Free Python optimization framework

Wednesday, April 30, 2008

Using OpenOpt with KUBUNTU 8.04

After KUBUNTU 8.04 installation + python-matplotlib from channel I had a error message "can't find gtk module" (while using p.plot=1). After installation python-gtk2 from here all works ok.

Tuesday, April 29, 2008

new OO MILP solver: glpk

Another one MILP solver has been connected - glpk. This one can handle binary constraints: x_j should be from {0, 1} for all j from p.binVars (lpSolve cannot, but maybe setting for those coords
lb[j], ub[j] = 0, 1
and demand them to be integers (p.intVars = [...])
can be helpful).

Requires CVXOPT ver >= 1.0 + Python ver >= 2.4 (code contains Python set) + glpk.
See more details + example in OO MILP webpage (mentioned above).

Sunday, April 27, 2008

CVXOPT 1.0 has been released

CVXOPT developers have informed of release 1.0.

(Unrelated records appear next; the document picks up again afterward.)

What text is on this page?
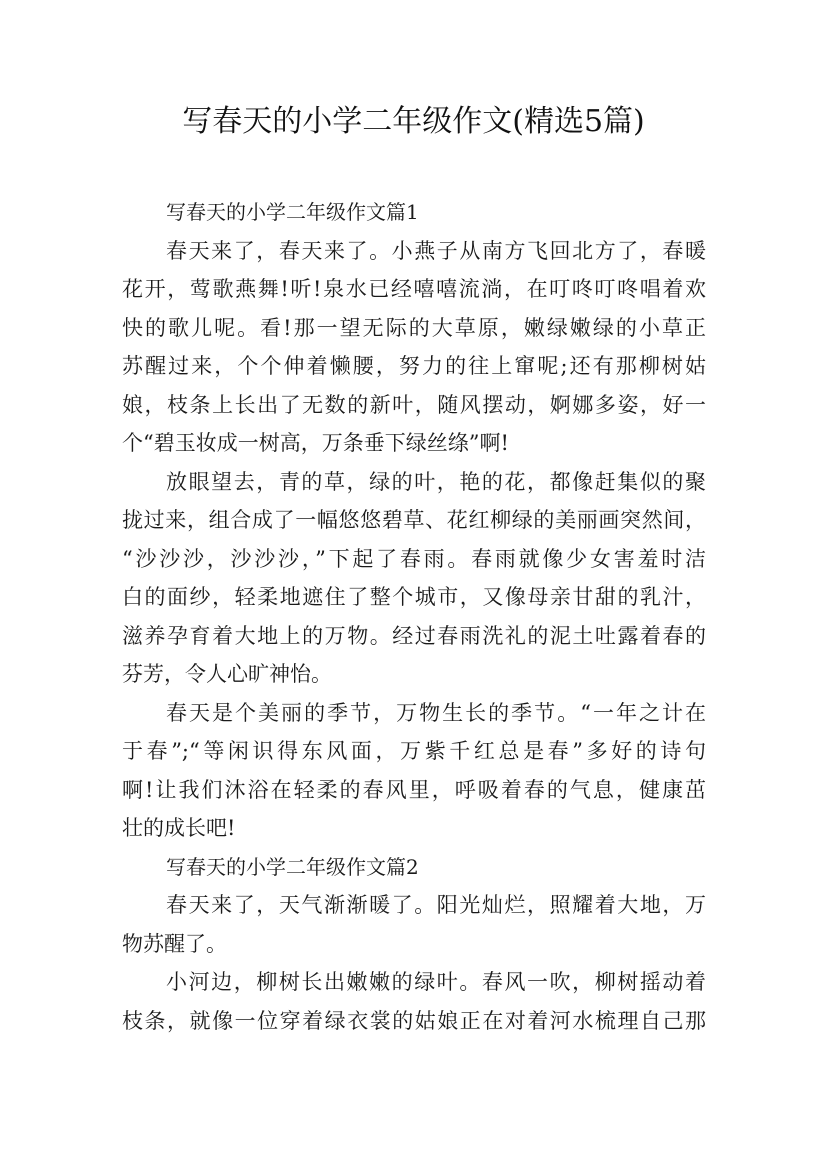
写春天的小学二年级作文(精选5篇)
写春天的小学二年级作文篇1
春天来了，春天来了。小燕子从南方飞回北方了，春暖
花开，莺歌燕舞!听!泉水已经嘻嘻流淌，在叮咚叮咚唱着欢
快的歌儿呢。看!那一望无际的大草原，嫩绿嫩绿的小草正
苏醒过来，个个伸着懒腰，努力的往上窜呢;还有那柳树姑
娘，枝条上长出了无数的新叶，随风摆动，婀娜多姿，好一
个“碧玉妆成一树高，万条垂下绿丝绦”啊!
放眼望去，青的草，绿的叶，艳的花，都像赶集似的聚
拢过来，组合成了一幅悠悠碧草、花红柳绿的美丽画突然间，
“沙沙沙，沙沙沙，”下起了春雨。春雨就像少女害羞时洁
白的面纱，轻柔地遮住了整个城市，又像母亲甘甜的乳汁，
滋养孕育着大地上的万物。经过春雨洗礼的泥土吐露着春的
芬芳，令人心旷神怡。
春天是个美丽的季节，万物生长的季节。“一年之计在
于春”;“等闲识得东风面，万紫千红总是春”多好的诗句
啊!让我们沐浴在轻柔的春风里，呼吸着春的气息，健康茁
壮的成长吧!
写春天的小学二年级作文篇2
春天来了，天气渐渐暖了。阳光灿烂，照耀着大地，万
物苏醒了。
小河边，柳树长出嫩嫩的绿叶。春风一吹，柳树摇动着
枝条，就像一位穿着绿衣裳的姑娘正在对着河水梳理自己那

As I had informed, one of the changes is interface to GLPK integer LP solver. I intend to have the one connected to OO (till next.OO release). Currently single MILP solver connected to OO is lp_solve (as lpSolve).

Friday, April 25, 2008

OpenOpt will participate in GSoC 2008

My OpenOpt-related application have been accepted to participate in GSoC 2008.
This year assigned mentors are Alan G Isaac (same as GSoC 2007) and (co-mentor) Nils Wagner.

Here's intended schedule, mb I'll start to do some chapters from the one earlier.

Tuesday, April 1, 2008

Fortress v. 1.0 has been released

Today Fortress language v. 1.0 (Fortran successor from Sun Microsystems, sponsored in DARPA HPCS project along with IBM X10 and Cray Chapel) has been released. I don't know how stable is the one - IIRC in 2006 fortress developers had promised rather stable one in 2009-2010 only. Note that this is still Java-based version, native code compilation is intended to be done some time later.

Here's a letter from mail list below. Note also that along with Emacs plugin mentioned here Fortress has plugins for Eclipse and NetBeans already.

Fortress Community Members:

Today, we are releasing the first version of the Fortress specification with a compliant implementation: Fortress 1.0. Both the new specification and the implementation are available from the project website:

The 1.0 implementation is available both as a stand-alone download and through a Subversion repository. Please follow the instructions on the website to get it.

Our tandem release of a specification and matching interpreter is a major milestone for the project; it is a goal we have been working toward for some time. All Fortress source code appearing in this specification has been tested by executing it with the open source Fortress implementation. Moreover, all code has been rendered automatically with the tool Fortify, also ! included s distribution. (In case you haven't used it yet, Fortify is an open source tool contributed by Guy Steele that converts Fortress source code to LaTeX.) Also note that this release includes a Fortress mode for Emacs, contributed by Yuto Hayamizu, and over 10,000 lines of Fortress library code, contributed both by Sun and by Fortress community member Michael Spiegel.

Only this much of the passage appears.